In Thinking Fast and Slow, Daniel Kahneman gives us the somewhat unwieldy acronym WYSIATI – what you see is all there is. The acronym describes a phenomenon that stems from how our brains work. System 1, the name that Kahneman gives to the part of our brain which is automatic, quick, and associative, can only take in so much information. It makes quick inferences about the world around it, and establishes a simple picture of the world for System 2, the thoughtful calculating part of our brain, to work with.
What you see is all there is means that we are limited by the observations and information that System 1 can take in. It doesn’t matter how good System 2 is at processing and making deep insights about the world if System 1 is passing along poor information. Garbage in, garbage out, as the computer science majors like to say.

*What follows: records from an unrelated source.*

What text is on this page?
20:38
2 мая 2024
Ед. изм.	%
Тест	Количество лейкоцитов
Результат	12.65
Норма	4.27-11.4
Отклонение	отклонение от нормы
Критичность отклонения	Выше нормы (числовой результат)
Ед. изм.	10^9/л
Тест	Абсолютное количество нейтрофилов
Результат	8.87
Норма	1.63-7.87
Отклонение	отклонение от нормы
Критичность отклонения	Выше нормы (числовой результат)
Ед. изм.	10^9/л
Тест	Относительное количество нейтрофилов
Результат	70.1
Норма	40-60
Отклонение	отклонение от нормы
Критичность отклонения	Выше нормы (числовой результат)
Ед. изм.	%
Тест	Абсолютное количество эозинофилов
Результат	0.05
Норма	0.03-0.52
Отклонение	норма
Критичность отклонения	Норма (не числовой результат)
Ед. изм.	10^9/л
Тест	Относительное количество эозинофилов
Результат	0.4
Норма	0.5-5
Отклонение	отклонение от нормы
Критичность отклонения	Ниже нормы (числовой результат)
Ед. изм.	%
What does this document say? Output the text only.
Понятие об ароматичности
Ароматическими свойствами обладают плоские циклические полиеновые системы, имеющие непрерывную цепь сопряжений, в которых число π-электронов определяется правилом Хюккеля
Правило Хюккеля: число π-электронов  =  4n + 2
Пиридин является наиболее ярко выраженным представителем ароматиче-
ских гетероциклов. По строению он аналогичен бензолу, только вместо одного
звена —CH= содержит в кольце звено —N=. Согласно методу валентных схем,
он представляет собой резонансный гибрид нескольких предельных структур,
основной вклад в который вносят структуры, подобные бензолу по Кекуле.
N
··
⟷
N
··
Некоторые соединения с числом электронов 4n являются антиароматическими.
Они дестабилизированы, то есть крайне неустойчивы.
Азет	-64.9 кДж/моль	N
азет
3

Daniel Kahneman explains what this means for our day to day lives in detail in his book. He writes, “As the WYSIATI rule implies, neither the quantity nor the quality of the evidence counts for much in subjective confidence. The confidence that individuals have in their beliefs depends mostly on the quality of the story they can tell about what they see, even if they see little.”
System 2 doesn’t recognize that System 1 hands it incomplete and limited information. It chugs along believing that the information handed off by System 1 is everything that it needs to know. It doesn’t ask for more information, it just accepts that it has been handed a complete data set and begins to work. System 2 creates a solid narrative out of whatever information System 1 gives it, and only momentarily pauses if it notices an inconsistency in the story it is stitching together about the world. If it can make a coherent narrative, then it is happy and doesn’t find a need to look for additional information. What you see is all there is, there isn’t anything missing.
But we know that we only take in a limited slice of the world. We can’t sense the Earth’s magnetic pull, we can’t see in ultraviolet or infrared, and we have no way of knowing what is really happening in another person’s mind. When we read a long paper or finish a college course, we will remember some stuff, but not everything. Our mind is only able to hold so much information, and System 2 is limited to what can be observed and held. This should be a huge problem for our brain, we should recognize enormous blind spots, and be paralyzed with inaction due to a lack of information. But this isn’t what happens. We don’t even notice the blind spots, and instead we make a story from the information we collect, building a complete world that makes sense of the information, no matter how limited it is. What you see is all there is, we make the world work, but we do so with only a portion of what is really out there, and we don’t even notice we do so.